I plan to share parts of my own journey – past and present. I hope to represent and reflect the honesty and vulnerability that unfolds through this process of experiencing life as a Black woman, wife, mother, sister, aunt, friend, leader and child of God. As the author, I desire to revisit the beauty as well as the beautiful scars within my own life metamorphosis. And now that Beyoncé has validated Black Is King, and our real life superhero Black Panther has transitioned in the physical, guess what…it’s time.
In these present moments, I have the ability to talk with my Black son and Black husband about what that struggle brings, because we are actually experiencing it in different ways together. My son is growing up having bear witness to a Black president and first Black family. And he’s also learning more intimately about navigating his existence in the world, as the incidents of police brutality on unarmed Black men and women hit a tipping point in his 9th year. He sees a myriad of reflections of himself in various stages of emotion. He has questions, and we explore the answers together.
I’m a servant leader who believes we have the ability to lift as we climb. To be an ear or a voice for someone else in need. Pay it forward. Share. Be authentic. Live, love, and laugh to the fullest. We are all changing in this new season. The world is shifting right before our very eyes. There’s a metamorphosis taking place.
Welcome to Black Butterfly.
KK is an energetic storyteller, creative marketer and, servant leader with a kaleidoscope of professional pathways in music, print publishing, and television. Currently, KK is a marketing executive at a major media company. Faith and family anchor KK’s ambitions, and she believes Luke 12:48 holds true, “from everyone who has been given much, much will be demanded; and from the one who has been entrusted with much, much more will be asked.” KK leverages her gifts, talents, and abilities in support of advancing others, particularly in motivating her 9-year-old son CMK.

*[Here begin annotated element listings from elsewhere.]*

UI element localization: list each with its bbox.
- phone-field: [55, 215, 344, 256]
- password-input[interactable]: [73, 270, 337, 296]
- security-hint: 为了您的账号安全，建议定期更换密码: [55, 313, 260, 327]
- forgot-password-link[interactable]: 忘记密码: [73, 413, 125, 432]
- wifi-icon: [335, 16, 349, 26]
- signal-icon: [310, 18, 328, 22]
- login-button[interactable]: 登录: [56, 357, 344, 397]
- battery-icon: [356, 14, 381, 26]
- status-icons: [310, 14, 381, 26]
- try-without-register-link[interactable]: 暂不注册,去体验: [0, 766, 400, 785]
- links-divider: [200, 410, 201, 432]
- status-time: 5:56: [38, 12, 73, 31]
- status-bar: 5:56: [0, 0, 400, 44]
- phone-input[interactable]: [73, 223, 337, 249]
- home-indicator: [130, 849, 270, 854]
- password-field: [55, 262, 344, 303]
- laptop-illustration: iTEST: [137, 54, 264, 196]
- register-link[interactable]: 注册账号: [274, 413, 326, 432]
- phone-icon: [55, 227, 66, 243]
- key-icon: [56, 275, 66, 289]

Passionate about education and inclusion, KK is a graduate of New York University, with an MS in Integrated Marketing. She supports her undergrad alma-mater, Wesleyan University, with dual alumni volunteer leadership roles. As a Trustee on the Oliver Scholars board, preparing high achieving African American and Latino students for academic success is a priority. Through her writing and in her relationships, KK continues to unpack and explore life transformations the only way she knows how – with unconditional love, raw honesty and a touch of humor.